Through his own connections, and the influence of de Crucis, he saw all that was best not only among the nobility, but in that ecclesiastical life now more than ever predominant in Rome. Here at last he was face to face with the mighty Sphinx, and with the bleaching bones of those who had tried to guess her riddle. Wherever he went these “lost adventurers” walked the streets with him, gliding between the Princes of the Church in the ceremonies of Saint Peter’s and the Lateran, or mingling in the company that ascended the state staircase at some cardinal’s levee.
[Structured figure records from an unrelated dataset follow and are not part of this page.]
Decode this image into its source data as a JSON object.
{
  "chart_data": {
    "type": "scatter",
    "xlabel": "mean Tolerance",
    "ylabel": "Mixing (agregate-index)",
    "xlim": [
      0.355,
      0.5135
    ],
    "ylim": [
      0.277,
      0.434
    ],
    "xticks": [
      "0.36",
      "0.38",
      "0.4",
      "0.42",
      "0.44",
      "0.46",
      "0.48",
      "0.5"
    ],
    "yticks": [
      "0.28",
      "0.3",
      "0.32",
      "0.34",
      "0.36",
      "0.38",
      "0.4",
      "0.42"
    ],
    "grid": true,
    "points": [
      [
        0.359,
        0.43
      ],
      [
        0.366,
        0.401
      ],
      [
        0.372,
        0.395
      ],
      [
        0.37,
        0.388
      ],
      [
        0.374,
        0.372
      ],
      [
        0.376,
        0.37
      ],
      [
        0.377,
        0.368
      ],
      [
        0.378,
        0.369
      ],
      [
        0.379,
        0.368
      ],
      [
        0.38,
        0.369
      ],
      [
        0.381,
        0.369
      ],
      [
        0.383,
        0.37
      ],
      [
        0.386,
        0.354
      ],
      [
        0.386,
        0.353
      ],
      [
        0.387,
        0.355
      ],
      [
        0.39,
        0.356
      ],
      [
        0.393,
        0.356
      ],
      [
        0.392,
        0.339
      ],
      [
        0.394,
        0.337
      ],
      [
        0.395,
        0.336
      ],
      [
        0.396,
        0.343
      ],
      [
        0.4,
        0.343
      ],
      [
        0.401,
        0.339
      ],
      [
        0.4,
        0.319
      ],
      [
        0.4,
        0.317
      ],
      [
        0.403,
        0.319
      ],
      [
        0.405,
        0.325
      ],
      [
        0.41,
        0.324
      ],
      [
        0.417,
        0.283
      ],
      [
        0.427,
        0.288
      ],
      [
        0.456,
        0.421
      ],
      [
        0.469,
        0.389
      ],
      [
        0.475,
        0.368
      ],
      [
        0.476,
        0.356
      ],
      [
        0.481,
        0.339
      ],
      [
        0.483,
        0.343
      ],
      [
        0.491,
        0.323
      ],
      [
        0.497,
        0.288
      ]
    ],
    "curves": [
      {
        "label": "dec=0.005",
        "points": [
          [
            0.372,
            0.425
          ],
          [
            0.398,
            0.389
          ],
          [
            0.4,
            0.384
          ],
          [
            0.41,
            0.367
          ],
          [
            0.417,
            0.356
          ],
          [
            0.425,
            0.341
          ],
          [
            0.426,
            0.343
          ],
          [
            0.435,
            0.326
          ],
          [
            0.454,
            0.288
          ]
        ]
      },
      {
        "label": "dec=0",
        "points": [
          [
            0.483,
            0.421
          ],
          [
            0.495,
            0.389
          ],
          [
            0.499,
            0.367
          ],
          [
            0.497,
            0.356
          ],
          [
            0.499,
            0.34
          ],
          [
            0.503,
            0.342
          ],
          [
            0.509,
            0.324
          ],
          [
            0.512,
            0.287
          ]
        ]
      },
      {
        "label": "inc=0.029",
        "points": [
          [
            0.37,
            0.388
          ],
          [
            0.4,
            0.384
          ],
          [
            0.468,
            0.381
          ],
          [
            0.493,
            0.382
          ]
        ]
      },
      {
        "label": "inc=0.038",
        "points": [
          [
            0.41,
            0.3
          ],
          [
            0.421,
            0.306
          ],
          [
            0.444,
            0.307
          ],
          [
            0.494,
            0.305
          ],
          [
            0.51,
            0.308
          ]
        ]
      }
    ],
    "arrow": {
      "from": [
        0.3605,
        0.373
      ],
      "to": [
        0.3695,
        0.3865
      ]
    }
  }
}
He met indeed many accomplished and amiable ecclesiastics, but it seemed to him that the more thoughtful among them had either acquired their peace of mind at the cost of a certain sensitiveness, or had taken refuge in a study of the past, as the early hermits fled to the desert from the disorders of Antioch and Alexandria. None seemed disposed to face the actual problems of life, and this attitude of caution or indifference had produced a stagnation of thought that contrasted strongly with the animation of Sir William Hamilton’s circle in Naples. The result in Odo’s case was a reaction toward the pleasures of his age; and of these Rome had but few to offer. He spent some months in the study of the antique, purchasing a few good examples of sculpture for the Duke, and then, without great reluctance, set out for Monte Alloro.
Here he found a changed atmosphere. The Duke welcomed him handsomely, and bestowed the highest praise on the rarities he had collected; but for the moment the court was ruled by a new favourite, to whom Odo’s coming was obviously unwelcome. This adroit adventurer, whose name was soon to become notorious throughout Europe, had taken the old prince by his darling weaknesses, and Odo, having no mind to share in the excesses of the precious couple, seized the first occasion to set out again on his travels.